For 11 years, he’s left his mark on the Ravenna Third Place store, presiding over a change in strategy (previously selling almost entirely used books, it’s now approximately half new/half used), developing a staff, putting countless good books into readers’ hands.
And he’s watched what he describes as a sea change in independent bookselling in the Amazon era. “If there’s any one segment of the retail industry that heard the ‘buy local’ message, it was the bookstore customer,” he said. A few years ago, staff would frequently see people taking pictures of books on their phones so as to purchase them online later; now, that’s rare. “People got the message that if you just walk through the store and say, ‘Isn’t this cute, I love having a bookstore here,’ and walk out, it doesn’t work. You have to buy your book also.”
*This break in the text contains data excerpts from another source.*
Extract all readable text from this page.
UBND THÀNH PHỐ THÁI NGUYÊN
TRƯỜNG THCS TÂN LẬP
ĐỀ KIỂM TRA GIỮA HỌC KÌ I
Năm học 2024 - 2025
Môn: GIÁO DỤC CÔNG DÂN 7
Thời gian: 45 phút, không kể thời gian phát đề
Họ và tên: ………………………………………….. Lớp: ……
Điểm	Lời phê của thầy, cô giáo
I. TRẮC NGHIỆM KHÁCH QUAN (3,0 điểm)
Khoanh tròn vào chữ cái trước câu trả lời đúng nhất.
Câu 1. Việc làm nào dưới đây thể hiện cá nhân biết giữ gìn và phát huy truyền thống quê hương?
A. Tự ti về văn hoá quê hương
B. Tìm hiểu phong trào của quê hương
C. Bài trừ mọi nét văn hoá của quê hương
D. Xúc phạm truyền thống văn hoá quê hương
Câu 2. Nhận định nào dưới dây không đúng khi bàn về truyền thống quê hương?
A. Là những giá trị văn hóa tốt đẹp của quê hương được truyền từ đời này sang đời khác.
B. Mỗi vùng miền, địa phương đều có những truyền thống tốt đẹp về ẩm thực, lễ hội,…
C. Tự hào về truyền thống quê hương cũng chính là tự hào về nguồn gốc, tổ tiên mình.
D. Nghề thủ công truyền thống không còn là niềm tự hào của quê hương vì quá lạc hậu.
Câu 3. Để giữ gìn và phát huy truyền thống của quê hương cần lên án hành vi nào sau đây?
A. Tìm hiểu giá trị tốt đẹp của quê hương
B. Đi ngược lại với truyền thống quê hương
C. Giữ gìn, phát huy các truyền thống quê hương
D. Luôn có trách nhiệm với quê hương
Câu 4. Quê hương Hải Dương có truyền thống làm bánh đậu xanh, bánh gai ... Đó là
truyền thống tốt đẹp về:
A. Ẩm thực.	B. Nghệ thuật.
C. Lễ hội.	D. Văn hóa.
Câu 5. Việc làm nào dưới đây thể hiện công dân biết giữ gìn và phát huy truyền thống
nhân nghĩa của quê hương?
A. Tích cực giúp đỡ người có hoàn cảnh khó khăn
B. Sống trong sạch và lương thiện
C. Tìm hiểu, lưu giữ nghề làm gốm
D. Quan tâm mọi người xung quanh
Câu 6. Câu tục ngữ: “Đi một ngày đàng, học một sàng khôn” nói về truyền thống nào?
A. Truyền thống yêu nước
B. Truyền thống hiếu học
In retirement, Coy plans to — what else? — read. At the Capitol Hill apartment where he and Brasky have lived since they moved here (originally a rental, they bought it decades ago), he’s looking forward to time spent in a comfortable chair, diving into “mostly fat books.” No longer compelled to keep up with the very latest, he’s hoping to sink into Isabel Wilkerson’s “The Warmth of Other Suns,” James McPherson’s “Battle Cry of Freedom: The Civil War Era,” and, finally, “War and Peace.” And he’s eager to do some rereading, too, of classics that dazzled him long ago: Ralph Ellison’s “Invisible Man,” George Eliot’s “Middlemarch.”
Looking back at 48 years, Coy said he never once wondered whether he’d made the right decision by spending his career in the not-very-lucrative book world. “I’ve always loved it,” he said — the books, the colleagues, the customers. “I’ve been a lucky man.”